O processo de integração de nossa sexualidade se nos apresenta como um processo contínuo, portanto, inacabado para todos. Ler e compreender a história da sexualidade para uma nova possibilidade, a fim de que se corresponda ao plano do Criador.
6.ª chave – Fenômenos emergentes – homossexualidade:
A linguagem apropriada é falar de pessoas com orientação homossexual. Não nos cabe julgar, mas procurar, com misericórdia, compreender esta realidade (há aproximadamente 500 milhões de homossexuais no mundo).
Não há pessoas fisicamente homossexuais, como também ninguém é heterossexual 100%. A questão de pessoas homossexuais é uma questão afetiva e não de aparência. Pode ser homossexual periférico ou circunstancial ou pessoa com orientação homossexual estruturada.
Pode haver tendência sem ato homossexual; pode haver atos homossexuais; comportamentos homossexuais e mais: “ninguém é mais e nem menos bondoso por ser homossexual”.
Para trabalhar pastoralmente com a questão homossexual, precisa-se aprender com a pedagogia de Jesus – “boca pequena e orelhas grandes”; atitude de acolhida; há sempre um sentido de vida que passa pela cruz; relativizar o sexo (sublimação).
Há uma incompletude em todos nós, quer heterossexual, quer homossexual.
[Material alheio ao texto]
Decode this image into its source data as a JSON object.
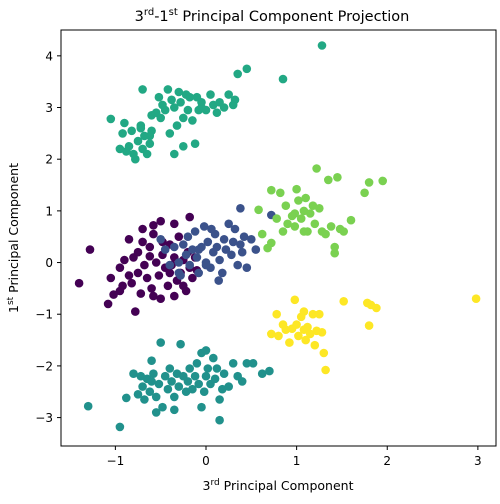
{
  "chart_data": {
    "type": "scatter",
    "title_base1": "3",
    "title_sup1": "rd",
    "title_mid": "-1",
    "title_sup2": "st",
    "title_rest": " Principal Component Projection",
    "xlabel_base": "3",
    "xlabel_sup": "rd",
    "xlabel_rest": " Principal Component",
    "ylabel_base": "1",
    "ylabel_sup": "st",
    "ylabel_rest": " Principal Component",
    "xlim": [
      -1.6,
      3.2
    ],
    "ylim": [
      -3.55,
      4.5
    ],
    "xticks": [
      -1,
      0,
      1,
      2,
      3
    ],
    "xtick_labels": [
      "−1",
      "0",
      "1",
      "2",
      "3"
    ],
    "yticks": [
      -3,
      -2,
      -1,
      0,
      1,
      2,
      3,
      4
    ],
    "ytick_labels": [
      "−3",
      "−2",
      "−1",
      "0",
      "1",
      "2",
      "3",
      "4"
    ],
    "grid": false,
    "series": [
      {
        "color": "#440154",
        "points": [
          [
            -1.28,
            0.25
          ],
          [
            -1.4,
            -0.4
          ],
          [
            -1.05,
            -0.3
          ],
          [
            -0.95,
            -0.55
          ],
          [
            -0.95,
            -0.1
          ],
          [
            -0.9,
            0.05
          ],
          [
            -0.85,
            -0.25
          ],
          [
            -0.82,
            -0.4
          ],
          [
            -0.8,
            0.1
          ],
          [
            -0.75,
            -0.2
          ],
          [
            -0.72,
            -0.6
          ],
          [
            -0.7,
            0.4
          ],
          [
            -0.68,
            -0.05
          ],
          [
            -0.65,
            -0.3
          ],
          [
            -0.62,
            0.3
          ],
          [
            -0.6,
            -0.5
          ],
          [
            -0.58,
            0.55
          ],
          [
            -0.55,
            0.0
          ],
          [
            -0.52,
            -0.25
          ],
          [
            -0.5,
            0.8
          ],
          [
            -0.48,
            0.15
          ],
          [
            -0.45,
            -0.1
          ],
          [
            -0.42,
            -0.45
          ],
          [
            -0.4,
            0.35
          ],
          [
            -0.38,
            -0.05
          ],
          [
            -0.35,
            0.1
          ],
          [
            -0.32,
            -0.35
          ],
          [
            -0.3,
            0.5
          ],
          [
            -0.28,
            -0.2
          ],
          [
            -0.25,
            0.05
          ],
          [
            -0.22,
            -0.55
          ],
          [
            -0.2,
            0.2
          ],
          [
            -0.18,
            -0.1
          ],
          [
            -0.15,
            -0.3
          ],
          [
            -0.12,
            0.1
          ],
          [
            -0.1,
            -0.15
          ],
          [
            -0.35,
            0.75
          ],
          [
            -0.18,
            0.88
          ],
          [
            -0.78,
            -0.95
          ],
          [
            -0.7,
            0.65
          ],
          [
            -0.58,
            -0.65
          ],
          [
            -0.92,
            -0.45
          ],
          [
            -1.08,
            -0.8
          ],
          [
            -0.5,
            -0.7
          ],
          [
            -0.35,
            -0.65
          ],
          [
            -0.62,
            0.12
          ],
          [
            -0.75,
            0.2
          ],
          [
            -0.48,
            0.4
          ],
          [
            -0.85,
            0.45
          ],
          [
            -0.25,
            -0.45
          ],
          [
            -0.4,
            -0.2
          ],
          [
            -0.58,
            0.72
          ],
          [
            -1.02,
            -0.62
          ]
        ]
      },
      {
        "color": "#3b528b",
        "points": [
          [
            -0.45,
            0.25
          ],
          [
            -0.4,
            -0.05
          ],
          [
            -0.35,
            0.3
          ],
          [
            -0.3,
            0.0
          ],
          [
            -0.28,
            -0.25
          ],
          [
            -0.25,
            0.35
          ],
          [
            -0.22,
            0.15
          ],
          [
            -0.2,
            0.5
          ],
          [
            -0.18,
            -0.05
          ],
          [
            -0.15,
            0.25
          ],
          [
            -0.12,
            0.6
          ],
          [
            -0.1,
            0.1
          ],
          [
            -0.08,
            -0.2
          ],
          [
            -0.05,
            0.3
          ],
          [
            -0.02,
            0.7
          ],
          [
            0.0,
            0.0
          ],
          [
            0.02,
            0.4
          ],
          [
            0.05,
            -0.1
          ],
          [
            0.08,
            0.2
          ],
          [
            0.1,
            0.55
          ],
          [
            0.12,
            0.3
          ],
          [
            0.15,
            0.05
          ],
          [
            0.18,
            -0.2
          ],
          [
            0.2,
            0.45
          ],
          [
            0.22,
            0.25
          ],
          [
            0.25,
            0.75
          ],
          [
            0.28,
            0.15
          ],
          [
            0.3,
            0.4
          ],
          [
            0.32,
            0.65
          ],
          [
            0.35,
            -0.05
          ],
          [
            0.38,
            0.35
          ],
          [
            0.4,
            0.2
          ],
          [
            0.42,
            0.5
          ],
          [
            0.45,
            -0.1
          ],
          [
            0.5,
            0.45
          ],
          [
            0.55,
            0.25
          ],
          [
            0.38,
            1.05
          ],
          [
            0.72,
            0.92
          ],
          [
            -0.3,
            -0.2
          ],
          [
            -0.5,
            0.45
          ],
          [
            0.0,
            -0.05
          ],
          [
            0.06,
            0.65
          ],
          [
            -0.08,
            0.25
          ],
          [
            0.14,
            -0.35
          ]
        ]
      },
      {
        "color": "#21918c",
        "points": [
          [
            -1.3,
            -2.78
          ],
          [
            -0.95,
            -3.18
          ],
          [
            -0.8,
            -2.15
          ],
          [
            -0.75,
            -2.55
          ],
          [
            -0.72,
            -2.2
          ],
          [
            -0.7,
            -2.4
          ],
          [
            -0.68,
            -2.65
          ],
          [
            -0.65,
            -2.25
          ],
          [
            -0.62,
            -2.5
          ],
          [
            -0.6,
            -2.3
          ],
          [
            -0.58,
            -2.15
          ],
          [
            -0.55,
            -2.6
          ],
          [
            -0.52,
            -2.35
          ],
          [
            -0.5,
            -1.55
          ],
          [
            -0.48,
            -2.8
          ],
          [
            -0.45,
            -2.2
          ],
          [
            -0.42,
            -2.45
          ],
          [
            -0.4,
            -2.05
          ],
          [
            -0.38,
            -2.3
          ],
          [
            -0.35,
            -2.6
          ],
          [
            -0.32,
            -2.15
          ],
          [
            -0.3,
            -2.4
          ],
          [
            -0.28,
            -1.58
          ],
          [
            -0.25,
            -2.2
          ],
          [
            -0.22,
            -2.5
          ],
          [
            -0.2,
            -2.3
          ],
          [
            -0.18,
            -2.05
          ],
          [
            -0.15,
            -2.45
          ],
          [
            -0.12,
            -2.2
          ],
          [
            -0.1,
            -1.95
          ],
          [
            -0.08,
            -2.35
          ],
          [
            -0.05,
            -1.75
          ],
          [
            -0.02,
            -2.5
          ],
          [
            0.0,
            -2.2
          ],
          [
            0.02,
            -2.05
          ],
          [
            0.05,
            -2.35
          ],
          [
            0.08,
            -1.85
          ],
          [
            0.1,
            -2.25
          ],
          [
            0.12,
            -2.05
          ],
          [
            0.15,
            -2.65
          ],
          [
            0.18,
            -2.45
          ],
          [
            0.2,
            -2.15
          ],
          [
            0.25,
            -2.4
          ],
          [
            0.3,
            -1.95
          ],
          [
            0.35,
            -2.2
          ],
          [
            0.4,
            -2.3
          ],
          [
            0.45,
            -1.95
          ],
          [
            0.52,
            -1.95
          ],
          [
            0.62,
            -2.15
          ],
          [
            0.7,
            -2.1
          ],
          [
            0.15,
            -3.05
          ],
          [
            -0.05,
            -2.8
          ],
          [
            -0.55,
            -2.9
          ],
          [
            -0.35,
            -2.85
          ],
          [
            -0.88,
            -2.62
          ],
          [
            -0.6,
            -1.9
          ],
          [
            0.0,
            -1.7
          ]
        ]
      },
      {
        "color": "#7ad151",
        "points": [
          [
            0.58,
            1.02
          ],
          [
            0.72,
            1.4
          ],
          [
            0.82,
            1.35
          ],
          [
            0.88,
            1.1
          ],
          [
            0.9,
            0.75
          ],
          [
            0.95,
            0.9
          ],
          [
            0.98,
            0.7
          ],
          [
            1.0,
            1.42
          ],
          [
            1.02,
            1.2
          ],
          [
            1.05,
            0.85
          ],
          [
            1.08,
            1.0
          ],
          [
            1.1,
            1.25
          ],
          [
            1.12,
            0.6
          ],
          [
            1.15,
            0.95
          ],
          [
            1.18,
            1.1
          ],
          [
            1.2,
            0.75
          ],
          [
            1.22,
            1.82
          ],
          [
            1.25,
            1.05
          ],
          [
            1.28,
            0.6
          ],
          [
            1.32,
            0.55
          ],
          [
            1.35,
            1.6
          ],
          [
            1.38,
            0.7
          ],
          [
            1.42,
            0.3
          ],
          [
            1.45,
            1.65
          ],
          [
            1.48,
            0.65
          ],
          [
            1.52,
            0.6
          ],
          [
            1.6,
            0.82
          ],
          [
            1.75,
            1.35
          ],
          [
            1.8,
            1.55
          ],
          [
            1.95,
            1.58
          ],
          [
            0.68,
            0.28
          ],
          [
            0.72,
            0.38
          ],
          [
            0.85,
            0.6
          ],
          [
            0.62,
            0.55
          ],
          [
            0.98,
            0.95
          ],
          [
            0.78,
            0.85
          ],
          [
            1.42,
            0.18
          ],
          [
            1.08,
            0.6
          ]
        ]
      },
      {
        "color": "#fde725",
        "points": [
          [
            0.78,
            -1.0
          ],
          [
            0.8,
            -1.42
          ],
          [
            0.85,
            -1.2
          ],
          [
            0.88,
            -1.3
          ],
          [
            0.92,
            -1.55
          ],
          [
            0.95,
            -1.28
          ],
          [
            0.98,
            -0.72
          ],
          [
            1.0,
            -1.2
          ],
          [
            1.02,
            -1.42
          ],
          [
            1.05,
            -1.05
          ],
          [
            1.08,
            -1.3
          ],
          [
            1.1,
            -1.5
          ],
          [
            1.12,
            -1.25
          ],
          [
            1.15,
            -1.38
          ],
          [
            1.18,
            -1.0
          ],
          [
            1.2,
            -1.6
          ],
          [
            1.22,
            -1.32
          ],
          [
            1.25,
            -1.0
          ],
          [
            1.28,
            -1.35
          ],
          [
            1.3,
            -1.75
          ],
          [
            1.32,
            -2.08
          ],
          [
            1.52,
            -0.75
          ],
          [
            1.78,
            -0.78
          ],
          [
            1.8,
            -1.22
          ],
          [
            1.82,
            -0.82
          ],
          [
            1.88,
            -0.88
          ],
          [
            2.98,
            -0.7
          ],
          [
            0.72,
            -1.38
          ],
          [
            1.08,
            -0.95
          ]
        ]
      },
      {
        "color": "#22a884",
        "points": [
          [
            -1.05,
            2.78
          ],
          [
            -0.95,
            2.2
          ],
          [
            -0.92,
            2.5
          ],
          [
            -0.88,
            2.15
          ],
          [
            -0.85,
            2.25
          ],
          [
            -0.82,
            2.55
          ],
          [
            -0.8,
            2.1
          ],
          [
            -0.78,
            2.0
          ],
          [
            -0.75,
            2.35
          ],
          [
            -0.72,
            2.65
          ],
          [
            -0.7,
            2.2
          ],
          [
            -0.68,
            2.45
          ],
          [
            -0.65,
            2.1
          ],
          [
            -0.62,
            2.3
          ],
          [
            -0.6,
            2.55
          ],
          [
            -0.55,
            2.9
          ],
          [
            -0.52,
            3.2
          ],
          [
            -0.5,
            2.8
          ],
          [
            -0.48,
            3.05
          ],
          [
            -0.45,
            2.95
          ],
          [
            -0.42,
            3.35
          ],
          [
            -0.4,
            2.5
          ],
          [
            -0.38,
            3.15
          ],
          [
            -0.35,
            3.0
          ],
          [
            -0.32,
            2.65
          ],
          [
            -0.3,
            3.3
          ],
          [
            -0.28,
            3.1
          ],
          [
            -0.25,
            2.8
          ],
          [
            -0.22,
            3.25
          ],
          [
            -0.2,
            2.95
          ],
          [
            -0.18,
            3.2
          ],
          [
            -0.15,
            2.75
          ],
          [
            -0.12,
            2.3
          ],
          [
            -0.1,
            3.2
          ],
          [
            -0.08,
            2.95
          ],
          [
            -0.05,
            3.1
          ],
          [
            0.0,
            2.95
          ],
          [
            0.05,
            3.25
          ],
          [
            0.08,
            3.05
          ],
          [
            0.12,
            2.9
          ],
          [
            0.15,
            3.1
          ],
          [
            0.2,
            3.0
          ],
          [
            0.25,
            3.25
          ],
          [
            0.3,
            3.05
          ],
          [
            0.35,
            3.65
          ],
          [
            0.45,
            3.75
          ],
          [
            0.85,
            3.55
          ],
          [
            1.28,
            4.2
          ],
          [
            -0.7,
            3.35
          ],
          [
            -0.72,
            2.6
          ],
          [
            -0.62,
            2.45
          ],
          [
            -0.35,
            2.1
          ],
          [
            -0.9,
            2.7
          ],
          [
            -0.6,
            2.85
          ],
          [
            -0.25,
            2.25
          ],
          [
            -0.05,
            3.0
          ],
          [
            0.32,
            3.15
          ]
        ]
      }
    ]
  }
}
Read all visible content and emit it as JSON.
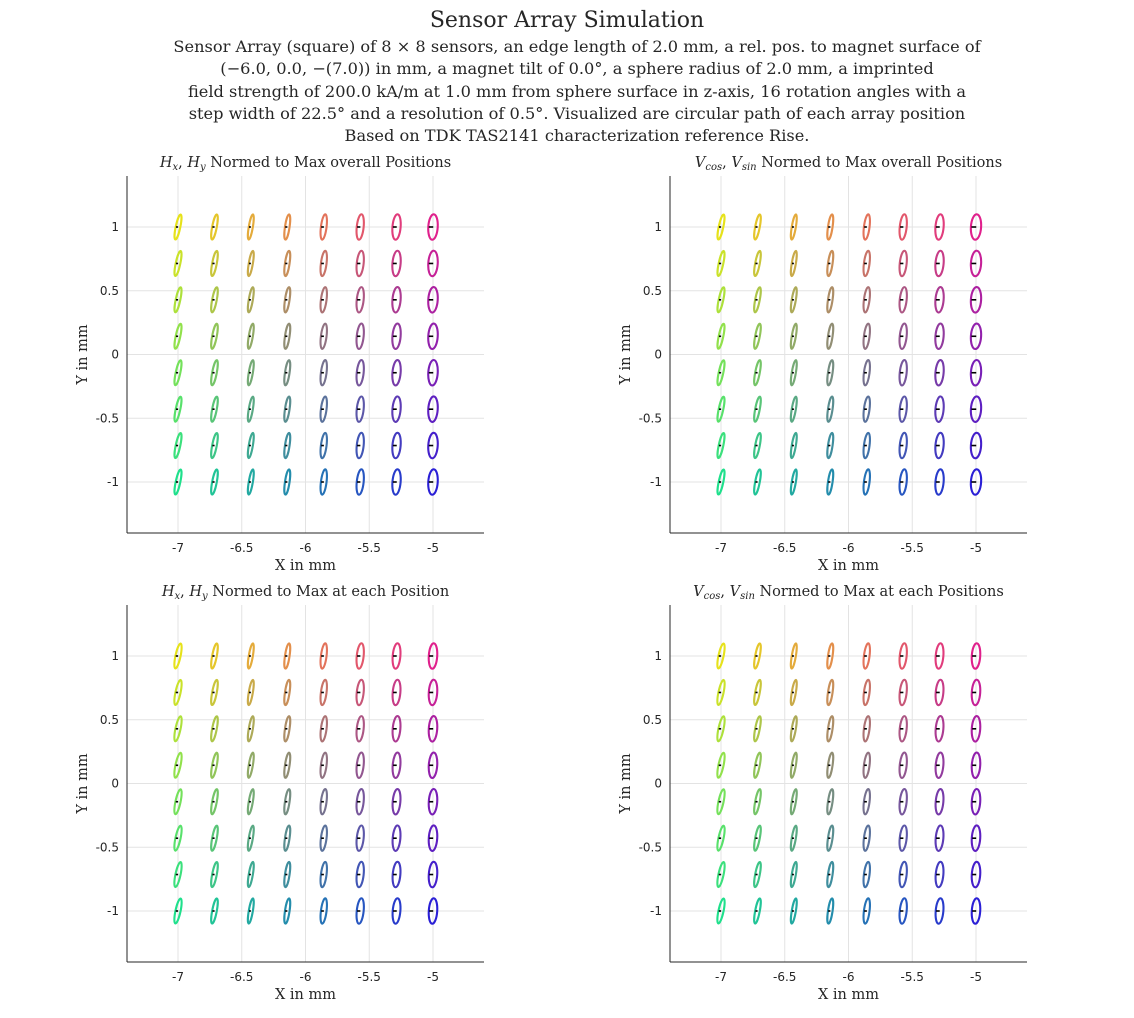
{
  "figure": {
    "title": "Sensor Array Simulation",
    "subtitle_lines": [
      "Sensor Array (square) of 8 × 8 sensors, an edge length of 2.0 mm, a rel. pos. to magnet surface of",
      "(−6.0, 0.0, −(7.0)) in mm, a magnet tilt of 0.0°, a sphere radius of 2.0 mm, a imprinted",
      "field strength of 200.0 kA/m at 1.0 mm from sphere surface in z-axis, 16 rotation angles with a",
      "step width of 22.5° and a resolution of 0.5°. Visualized are circular path of each array position",
      "Based on TDK TAS2141 characterization reference Rise."
    ]
  },
  "chart_data": [
    {
      "type": "scatter",
      "title": "H_x, H_y Normed to Max overall Positions",
      "title_parts": [
        "H",
        "x",
        ", ",
        "H",
        "y",
        " Normed to Max overall Positions"
      ],
      "xlabel": "X in mm",
      "ylabel": "Y in mm",
      "xlim": [
        -7.4,
        -4.6
      ],
      "ylim": [
        -1.4,
        1.4
      ],
      "xticks": [
        -7,
        -6.5,
        -6,
        -5.5,
        -5
      ],
      "yticks": [
        -1,
        -0.5,
        0,
        0.5,
        1
      ],
      "xtick_labels": [
        "-7",
        "-6.5",
        "-6",
        "-5.5",
        "-5"
      ],
      "ytick_labels": [
        "-1",
        "-0.5",
        "0",
        "0.5",
        "1"
      ],
      "grid": true,
      "sensor_x": [
        -7.0,
        -6.714,
        -6.429,
        -6.143,
        -5.857,
        -5.571,
        -5.286,
        -5.0
      ],
      "sensor_y": [
        1.0,
        0.714,
        0.429,
        0.143,
        -0.143,
        -0.429,
        -0.714,
        -1.0
      ],
      "path_rx": [
        0.018,
        0.018,
        0.016,
        0.018,
        0.022,
        0.027,
        0.032,
        0.037
      ],
      "path_ry": [
        0.1,
        0.1,
        0.1,
        0.1,
        0.1,
        0.1,
        0.1,
        0.1
      ]
    },
    {
      "type": "scatter",
      "title": "V_cos, V_sin Normed to Max overall Positions",
      "title_parts": [
        "V",
        "cos",
        ", ",
        "V",
        "sin",
        " Normed to Max overall Positions"
      ],
      "xlabel": "X in mm",
      "ylabel": "Y in mm",
      "xlim": [
        -7.4,
        -4.6
      ],
      "ylim": [
        -1.4,
        1.4
      ],
      "xticks": [
        -7,
        -6.5,
        -6,
        -5.5,
        -5
      ],
      "yticks": [
        -1,
        -0.5,
        0,
        0.5,
        1
      ],
      "xtick_labels": [
        "-7",
        "-6.5",
        "-6",
        "-5.5",
        "-5"
      ],
      "ytick_labels": [
        "-1",
        "-0.5",
        "0",
        "0.5",
        "1"
      ],
      "grid": true,
      "sensor_x": [
        -7.0,
        -6.714,
        -6.429,
        -6.143,
        -5.857,
        -5.571,
        -5.286,
        -5.0
      ],
      "sensor_y": [
        1.0,
        0.714,
        0.429,
        0.143,
        -0.143,
        -0.429,
        -0.714,
        -1.0
      ],
      "path_rx": [
        0.018,
        0.018,
        0.016,
        0.018,
        0.022,
        0.027,
        0.032,
        0.04
      ],
      "path_ry": [
        0.1,
        0.1,
        0.1,
        0.1,
        0.1,
        0.1,
        0.1,
        0.1
      ]
    },
    {
      "type": "scatter",
      "title": "H_x, H_y Normed to Max at each Position",
      "title_parts": [
        "H",
        "x",
        ", ",
        "H",
        "y",
        " Normed to Max at each Position"
      ],
      "xlabel": "X in mm",
      "ylabel": "Y in mm",
      "xlim": [
        -7.4,
        -4.6
      ],
      "ylim": [
        -1.4,
        1.4
      ],
      "xticks": [
        -7,
        -6.5,
        -6,
        -5.5,
        -5
      ],
      "yticks": [
        -1,
        -0.5,
        0,
        0.5,
        1
      ],
      "xtick_labels": [
        "-7",
        "-6.5",
        "-6",
        "-5.5",
        "-5"
      ],
      "ytick_labels": [
        "-1",
        "-0.5",
        "0",
        "0.5",
        "1"
      ],
      "grid": true,
      "sensor_x": [
        -7.0,
        -6.714,
        -6.429,
        -6.143,
        -5.857,
        -5.571,
        -5.286,
        -5.0
      ],
      "sensor_y": [
        1.0,
        0.714,
        0.429,
        0.143,
        -0.143,
        -0.429,
        -0.714,
        -1.0
      ],
      "path_rx": [
        0.02,
        0.018,
        0.016,
        0.018,
        0.022,
        0.027,
        0.03,
        0.033
      ],
      "path_ry": [
        0.1,
        0.1,
        0.1,
        0.1,
        0.1,
        0.1,
        0.1,
        0.1
      ]
    },
    {
      "type": "scatter",
      "title": "V_cos, V_sin Normed to Max at each Positions",
      "title_parts": [
        "V",
        "cos",
        ", ",
        "V",
        "sin",
        " Normed to Max at each Positions"
      ],
      "xlabel": "X in mm",
      "ylabel": "Y in mm",
      "xlim": [
        -7.4,
        -4.6
      ],
      "ylim": [
        -1.4,
        1.4
      ],
      "xticks": [
        -7,
        -6.5,
        -6,
        -5.5,
        -5
      ],
      "yticks": [
        -1,
        -0.5,
        0,
        0.5,
        1
      ],
      "xtick_labels": [
        "-7",
        "-6.5",
        "-6",
        "-5.5",
        "-5"
      ],
      "ytick_labels": [
        "-1",
        "-0.5",
        "0",
        "0.5",
        "1"
      ],
      "grid": true,
      "sensor_x": [
        -7.0,
        -6.714,
        -6.429,
        -6.143,
        -5.857,
        -5.571,
        -5.286,
        -5.0
      ],
      "sensor_y": [
        1.0,
        0.714,
        0.429,
        0.143,
        -0.143,
        -0.429,
        -0.714,
        -1.0
      ],
      "path_rx": [
        0.02,
        0.018,
        0.016,
        0.018,
        0.022,
        0.027,
        0.03,
        0.033
      ],
      "path_ry": [
        0.1,
        0.1,
        0.1,
        0.1,
        0.1,
        0.1,
        0.1,
        0.1
      ]
    }
  ],
  "colors": {
    "top_left": "#e6e21a",
    "top_right": "#e0208c",
    "bottom_left": "#1fe08c",
    "bottom_right": "#2a1fd6",
    "marker": "#000000",
    "axis": "#262626",
    "grid": "#e3e3e3"
  }
}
Tanto um como o outro, deve fazer da sua realidade e vida, uma correspondência ao querer de Deus. Apresenta-se a todos nós o desafio e a graça de viver uma sexualidade sadia e conforme os desígnios de Deus.
7.ª chave - As setes chaves do Apocalipse:
Mistério profundo que só será desvendado na eternidade; ter a humildade e sabedoria evangélica: não nos cabe julgar ninguém.
O tesouro nos foi dado por Deus, as chaves estão em nossas mãos... Adentremos neste castelo em busca deste tesouro, por uma sexualidade equilibrada, integrada, integradora, feliz e geradora de felicidade. Sexualidade não é castigo, é dom divino!